Nous sommes tantôt sur les traces de Vénus, la belle Américaine qui rêve de faire les couvertures des magazines les plus populaires et sur celles d'Igor, qui après avoir connu les joies de l'orphelinat, de la prison et de l'hôpital psychiatrique, semble ne pas avoir sa place sur cette planète. Tantôt sur les traces de Jacques, dont les WC sont pour lui un refuge et les livres, un moyen de fuir, et tantôt dans l'envers du décor, là où les anges et les archanges jouent au scrabble tout en nous observant, là où ils jugent les morts et inculquent leurs âmes aux nouvelles enveloppes charnelles.

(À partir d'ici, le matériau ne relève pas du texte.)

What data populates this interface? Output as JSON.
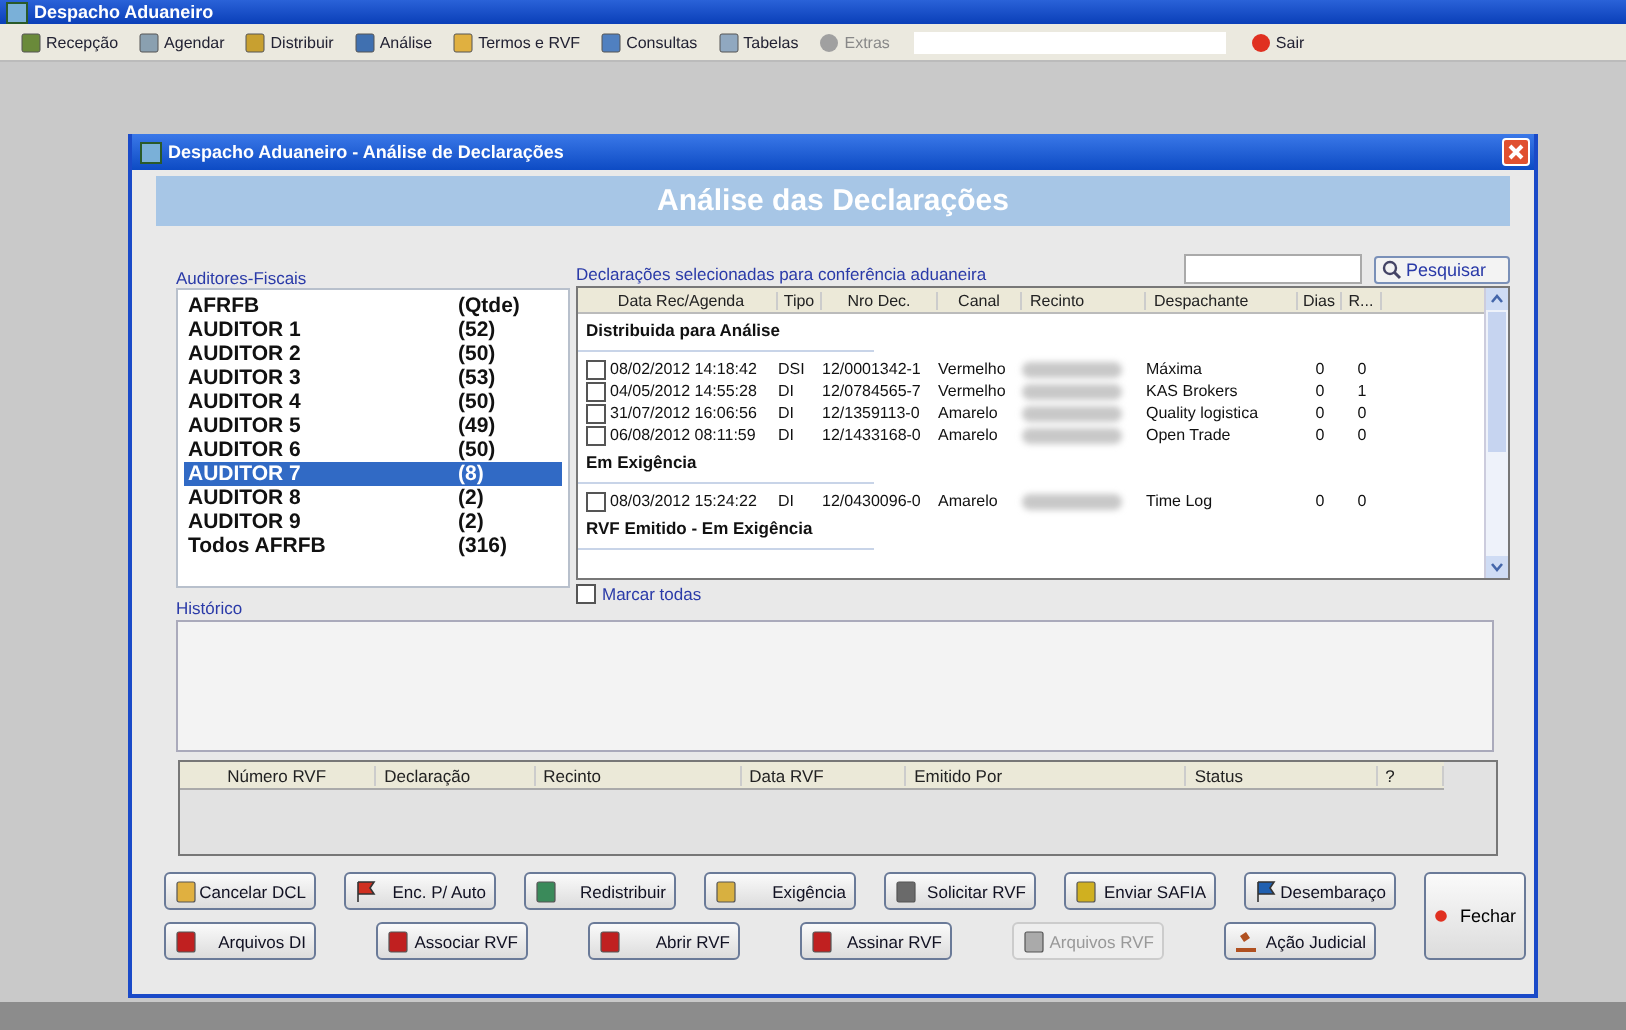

"Croire ou ne pas croire, cela n'a aucune importance. Ce qui est intéressant, c'est de se poser de plus en plus de questions."

Voilà donc pour L'Empire des Anges. Une oeuvre de sociologie ponctuée de remarques fines et intéressantes, de citations qui en disent long, et de clins d'oeil à d'autres oeuvres aussi bien littéraires que musicales ou encore cinématographiques. Bernard Werber ne déçoit pas. Il reste fidèle à son style d'écriture atypique et pas toujours raffiné, fidèle à ses pensées et à sa façon d'interpréter les choses de la vie. L'Empire des Anges est une oeuvre accessible à tous à lire absolument.

N'oubliez pas non plus les autres recueils werberiens. Tous apportent un peu plus au vaste édifice de la littérature française dite de qualité. Tous sont véritablement captivants.